With pools of GPU- and FPGA- and ASIC-miners in play in a blockchain, raising the block difficulty, any individual user just doing CPU mining has a negligible chance of ever generating any money for themselves; and will only make negligible amounts by being a member of a mining pool.
These mining scripts are worth money to their owners only because they get to make all the dividends from the covert mining pool they've created.
There is a reason that "immediately join a Bitcoin mining pool" isn't commonly-heard advice; that it's not something everyone does for their aunt. The average computer just isn't going to make enough money to be worth it—even just to pay for microtransactions.
Not at all. First, electricity is much more expensive than the price they put in their estimate. Second, a computer running at 100% CPU uses much more electricity than what they accounted for.
Let us not tunnelvision with US/USD PoV only. There are other countries and currencies in the world; both places where electricity is cheaper and more expensive.
That's definitely more economically efficient, but then people just pirate the content.
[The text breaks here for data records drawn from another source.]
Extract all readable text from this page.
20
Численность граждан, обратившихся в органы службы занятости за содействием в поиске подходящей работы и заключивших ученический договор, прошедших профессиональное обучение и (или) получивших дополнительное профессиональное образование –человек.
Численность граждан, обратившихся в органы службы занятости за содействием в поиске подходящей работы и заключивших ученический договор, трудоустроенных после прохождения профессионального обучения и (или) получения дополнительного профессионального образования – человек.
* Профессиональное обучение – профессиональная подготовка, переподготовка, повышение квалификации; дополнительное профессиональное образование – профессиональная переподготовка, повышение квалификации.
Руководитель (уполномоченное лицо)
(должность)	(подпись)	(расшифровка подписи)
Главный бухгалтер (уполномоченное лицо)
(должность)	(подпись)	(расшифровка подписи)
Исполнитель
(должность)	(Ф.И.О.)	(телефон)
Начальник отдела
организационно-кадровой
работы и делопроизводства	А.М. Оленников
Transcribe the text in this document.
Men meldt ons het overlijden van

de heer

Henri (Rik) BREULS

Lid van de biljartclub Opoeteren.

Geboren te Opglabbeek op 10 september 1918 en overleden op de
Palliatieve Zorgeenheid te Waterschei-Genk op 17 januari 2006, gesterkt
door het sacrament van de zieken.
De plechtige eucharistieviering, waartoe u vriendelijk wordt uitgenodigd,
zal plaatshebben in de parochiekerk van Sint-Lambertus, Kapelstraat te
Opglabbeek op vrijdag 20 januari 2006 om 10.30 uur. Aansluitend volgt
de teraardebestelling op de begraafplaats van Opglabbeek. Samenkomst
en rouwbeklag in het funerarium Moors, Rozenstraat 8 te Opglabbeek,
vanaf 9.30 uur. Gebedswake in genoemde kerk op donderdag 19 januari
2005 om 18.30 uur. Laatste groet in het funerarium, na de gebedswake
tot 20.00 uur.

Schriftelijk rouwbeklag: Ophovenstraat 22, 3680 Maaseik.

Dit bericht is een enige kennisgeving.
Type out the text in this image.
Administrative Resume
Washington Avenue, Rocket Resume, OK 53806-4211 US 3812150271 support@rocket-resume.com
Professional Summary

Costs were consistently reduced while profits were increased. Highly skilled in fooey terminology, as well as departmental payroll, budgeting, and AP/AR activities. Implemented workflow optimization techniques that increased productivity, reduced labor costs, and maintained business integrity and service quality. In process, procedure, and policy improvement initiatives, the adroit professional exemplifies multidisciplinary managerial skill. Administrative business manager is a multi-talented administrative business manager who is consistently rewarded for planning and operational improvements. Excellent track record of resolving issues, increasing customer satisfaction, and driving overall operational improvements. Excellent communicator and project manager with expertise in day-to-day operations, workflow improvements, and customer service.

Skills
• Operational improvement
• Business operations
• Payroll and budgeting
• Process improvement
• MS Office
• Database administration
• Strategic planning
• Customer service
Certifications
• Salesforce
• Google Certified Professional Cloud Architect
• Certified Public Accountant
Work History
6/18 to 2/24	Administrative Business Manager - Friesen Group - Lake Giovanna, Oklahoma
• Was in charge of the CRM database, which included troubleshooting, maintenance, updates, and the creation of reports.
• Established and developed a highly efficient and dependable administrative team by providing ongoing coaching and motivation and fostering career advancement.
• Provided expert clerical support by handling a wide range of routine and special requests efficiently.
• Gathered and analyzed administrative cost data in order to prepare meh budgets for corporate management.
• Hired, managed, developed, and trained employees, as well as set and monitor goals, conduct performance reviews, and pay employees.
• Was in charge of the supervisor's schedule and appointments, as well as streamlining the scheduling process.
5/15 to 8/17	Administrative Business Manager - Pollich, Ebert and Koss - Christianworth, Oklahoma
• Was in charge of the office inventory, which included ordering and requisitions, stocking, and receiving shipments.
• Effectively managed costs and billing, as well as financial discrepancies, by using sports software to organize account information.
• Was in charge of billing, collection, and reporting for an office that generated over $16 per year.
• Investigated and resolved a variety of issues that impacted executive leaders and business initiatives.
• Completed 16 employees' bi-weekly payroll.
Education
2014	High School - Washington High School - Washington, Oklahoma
The caveat is taxation, though. If I earn the money and buy with it, I have to pay with after-tax dollars, but if I mine in browser, the money/cryptocurrency units never passed through me. Depending on personal income tax rates, that's as much as a 50% cost difference (for the income that would be earned by mining, though, not labor I have a comparative advantage in, of course).
Doesn’t seem to work in the real world. Most orgs over-value their content and don’t seem to realize that more effort put in does not translate to higher value (or real/perceived utility to the reader).
Hence the passive revenue generation of advertising. Once people have to put a number of resource they’re willing to pay next to the article they clicked on out of curiosity, they decide it’s not worth bothering.
or most users undervalue their content? who's to say who is in the right?
The fact is, users are currently used to free content. What can be done, business model-wise, to keep it that way, but remove ads from the equation? I don't see a way unfortunately.